When the initial speculation began that it could have been a Chinese gunman a spokesman for the foreign ministry was quick to point out that the story had not been confirmed, and went on to publicly offer his condolences to the students and faculty of Virginia Tech.
The government of China sent a formal letter of condolence to the United States. Meanwhile, the speculation about a "Chinese suspect" was widely disseminated on the Internet today. The Web is the dominant source of news for young people in Asia, and Chinese student blogs and chat rooms not only expressed revulsion, they expressed concern about how Chinese students might be viewed in the future. There was clearly concern that the shooting (if it turns out to be a Chinese student) could negatively impact other Chinese students applying for student visas in the months to come.

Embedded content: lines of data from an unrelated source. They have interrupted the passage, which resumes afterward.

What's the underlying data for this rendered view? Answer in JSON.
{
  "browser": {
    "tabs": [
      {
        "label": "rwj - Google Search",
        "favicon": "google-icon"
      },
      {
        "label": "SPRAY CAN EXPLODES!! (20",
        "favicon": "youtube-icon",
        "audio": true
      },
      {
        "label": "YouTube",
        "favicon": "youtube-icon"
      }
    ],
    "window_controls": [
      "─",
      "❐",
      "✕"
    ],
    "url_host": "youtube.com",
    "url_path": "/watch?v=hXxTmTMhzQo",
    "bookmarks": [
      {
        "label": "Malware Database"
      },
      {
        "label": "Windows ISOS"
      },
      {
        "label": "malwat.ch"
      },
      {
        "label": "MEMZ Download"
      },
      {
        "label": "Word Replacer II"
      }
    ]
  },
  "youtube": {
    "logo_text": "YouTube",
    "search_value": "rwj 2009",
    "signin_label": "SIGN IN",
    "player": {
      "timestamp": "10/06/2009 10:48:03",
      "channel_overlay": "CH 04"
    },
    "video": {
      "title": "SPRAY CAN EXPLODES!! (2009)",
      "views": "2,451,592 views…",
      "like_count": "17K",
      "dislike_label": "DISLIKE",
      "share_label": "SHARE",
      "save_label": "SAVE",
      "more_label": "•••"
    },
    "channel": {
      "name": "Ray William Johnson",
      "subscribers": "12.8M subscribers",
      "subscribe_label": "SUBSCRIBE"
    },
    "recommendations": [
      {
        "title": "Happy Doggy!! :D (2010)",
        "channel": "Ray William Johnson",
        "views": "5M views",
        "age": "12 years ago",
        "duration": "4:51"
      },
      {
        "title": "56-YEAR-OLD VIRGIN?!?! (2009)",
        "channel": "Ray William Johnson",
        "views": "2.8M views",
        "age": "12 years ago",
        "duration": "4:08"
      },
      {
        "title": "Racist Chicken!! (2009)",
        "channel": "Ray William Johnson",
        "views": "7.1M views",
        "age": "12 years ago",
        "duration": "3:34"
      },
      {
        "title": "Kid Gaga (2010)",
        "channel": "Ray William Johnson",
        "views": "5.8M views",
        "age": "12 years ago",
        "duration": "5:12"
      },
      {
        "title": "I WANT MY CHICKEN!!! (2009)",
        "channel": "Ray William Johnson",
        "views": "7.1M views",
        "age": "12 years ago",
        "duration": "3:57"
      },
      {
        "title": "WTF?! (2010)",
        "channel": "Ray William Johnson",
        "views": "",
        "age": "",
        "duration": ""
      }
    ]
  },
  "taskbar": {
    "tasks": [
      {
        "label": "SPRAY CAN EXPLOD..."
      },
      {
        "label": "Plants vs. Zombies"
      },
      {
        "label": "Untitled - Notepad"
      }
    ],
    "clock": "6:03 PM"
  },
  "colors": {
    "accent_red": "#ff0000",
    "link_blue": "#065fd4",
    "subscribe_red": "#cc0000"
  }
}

The news of the Virginia Tech shooting travelled quickly to Japan, making headlines across the country. All major Japanese television stations carried live reports out of Virginia. Many questioned the level of security at the school.
Although no Japanese student was hurt in this particular incident, the news concerned many families here as the United States is a popular destination for Japanese students seeking higher education. More than 38,000 Japanese students are currently studying in America.
The South Korean Ministry of Foreign Affairs and Trade officially announced that the shooter is a permanent resident, which means he has a green card, but holds South Korean nationality. The ministry noted the gunman immigrated to the United States with his parents in 1992.
"We express our indescribable condolence to the victims of this shooting. … The government is working on safety policies for the Korean Americans in case of emergency. We are closely cooperating with the local Korean American community and the authorities."
South Korea's largest newspaper Chosun Ilbo reports that the South Korean government is concerned that this incident might have a serious negative effect on South Korean-U.S. relations.
Some comments reported on its Web site include:
"I'm in shock and can't believe a Korean could be that cruel."